Unable to find any song to explain my predicament, I sit up at night staring at the city lights from my terrace. My cigarettes have all but run out and the smoke from the one lit in my hands is barely visible in the darkness. In this part of the country, the days are blazing hot and there's no subtlety involved in its expression. Being an admirer of the understated I don't know what to do with this full blooded rawness of the day. Which is why the warm waves of night air that rub off my shoulders and body feel comforting and familiar.

The night here is thick and heavy. Unlike a big city, the few city lights punctuating the darkness seem frail and burdened by the huge dark night. A certain restlessness is all about me. I shake my legs... tap my cigarette incessantly; anyone seeing me would think I'm eagerly waiting for something very significant to happen. But I'm not. I'm just inexplicably restless. I want to run away. I have this crazy urge, where I imagine myself running into the darkness and after a point the sound of my steps fade and so does the vision of my body that's running into the darkness. And after a considerable amount of time. A considerable amount of silence... on the other side a sunny beach emerges from the fringes of the dark shadow. And there're these eccentric characters from the French movies I've seen (as a wannabe appreciator of art movies in my younger days), who smoke and giggle and go running into the water while I lie on the sand with a huge dog running itself in a frenzy from the waters edge to my feet. There's a stranger whose guitar strums I can hear as and when the wind blows my way. I catch the tune to be Cohen's "Famous Blue Raincoat". The foreigner has a perfect gravelly voice and I can't help but moving up to him and asking him for a few more songs. He says he's forgotten the notes and proceeds to play a song I can't identify and therefore remains incapable of evoking any reaction unlike the Famous Blue Raincoat.
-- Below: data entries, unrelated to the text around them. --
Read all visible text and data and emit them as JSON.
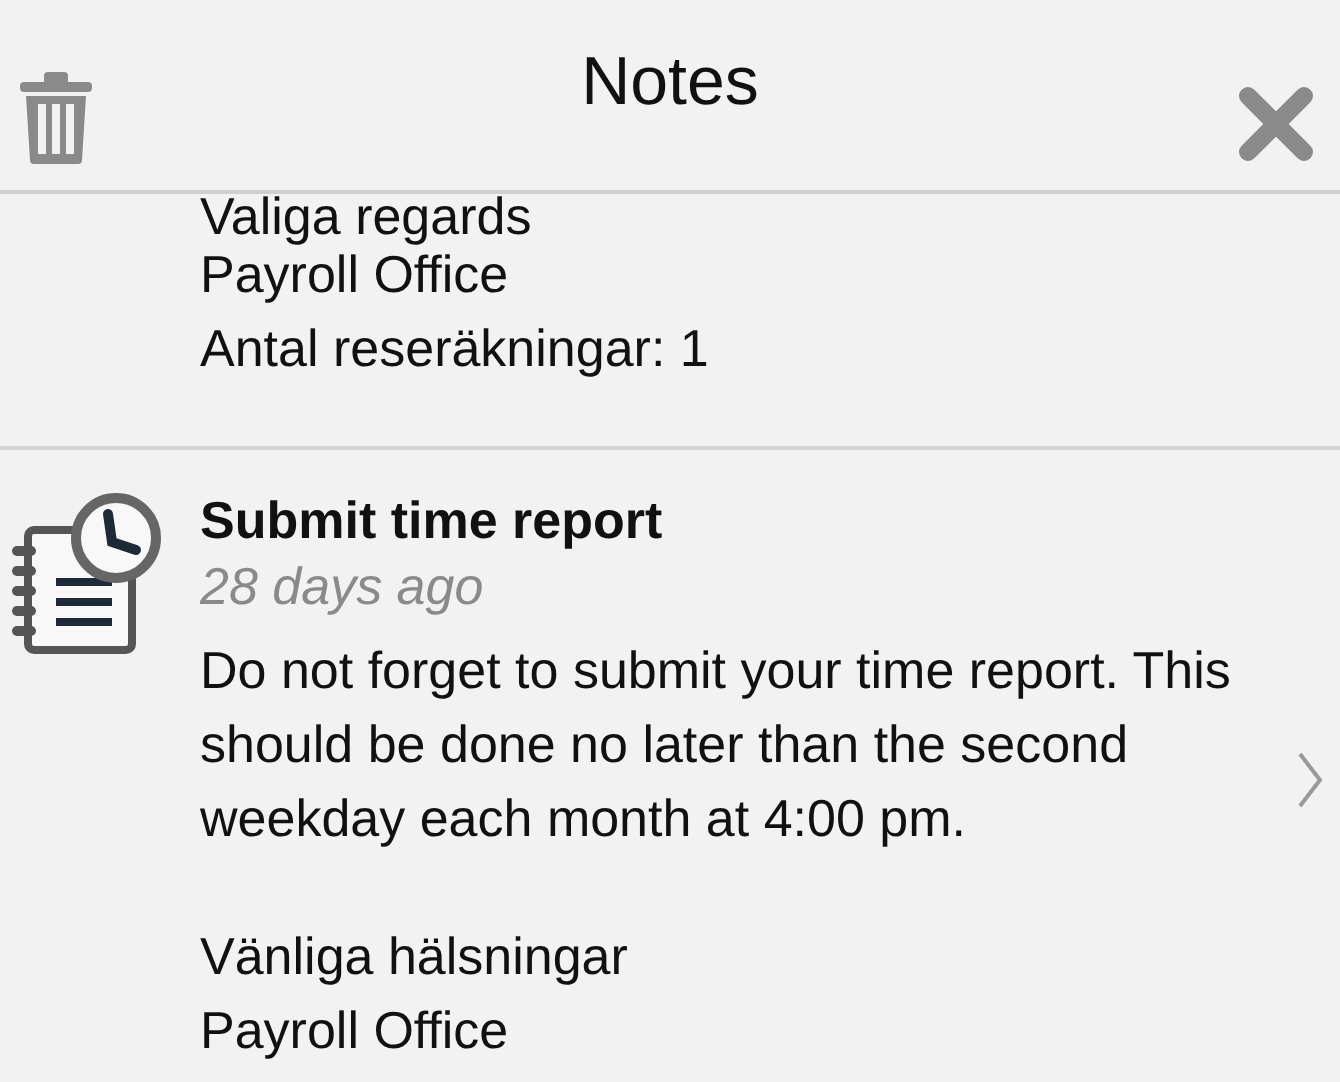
{
  "header": {
    "title": "Notes"
  },
  "notes": [
    {
      "kind": "continued",
      "lines": [
        "Valiga regards",
        "Payroll Office",
        "Antal reseräkningar: 1"
      ]
    },
    {
      "kind": "message",
      "title": "Submit time report",
      "time": "28 days ago",
      "paragraphs": [
        [
          "Do not forget to submit your time report. This should be done no later than the second weekday each month at 4:00 pm."
        ],
        [
          "Vänliga hälsningar",
          "Payroll Office"
        ]
      ]
    }
  ]
}
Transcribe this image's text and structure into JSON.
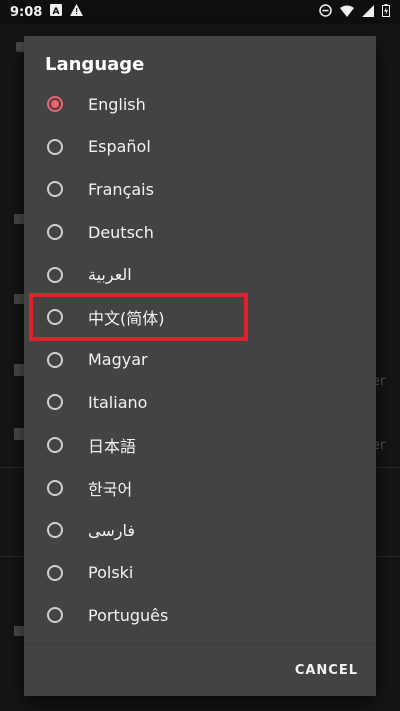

Many hours later sitting in my office I think of the same thing. Of the beach. Goa isn't too far. I could take a train from here to Bombay and then one from there on. I begin contemplating the steps realistically. I'd put in a mail with my resignation. I have some money in the bank. I owe that money to my employers if I quit before the stipulated period, but that's all the money I have so I can't give that up. But if I run away unannounced then they don't give me my documents, my relieving letters, my provident fund money etc. etc. Could I just do without all of that? What is that fund providing for? World Peace? Does it give me the warmth of the sun after a swim in the ocean? Does it it give me the sea breeze to calm my tired muscles after an entire afternoon of swimming in the sea, sitting on the rocks watching the local fisher men try their luck as the sun turns the corner around the horizon?

Maybe if I were a kid I could? Just run away? And then people would worry and bring me back home and cook my favourite dishes. If I were a kid this wouldn't be something that would seem preposterous.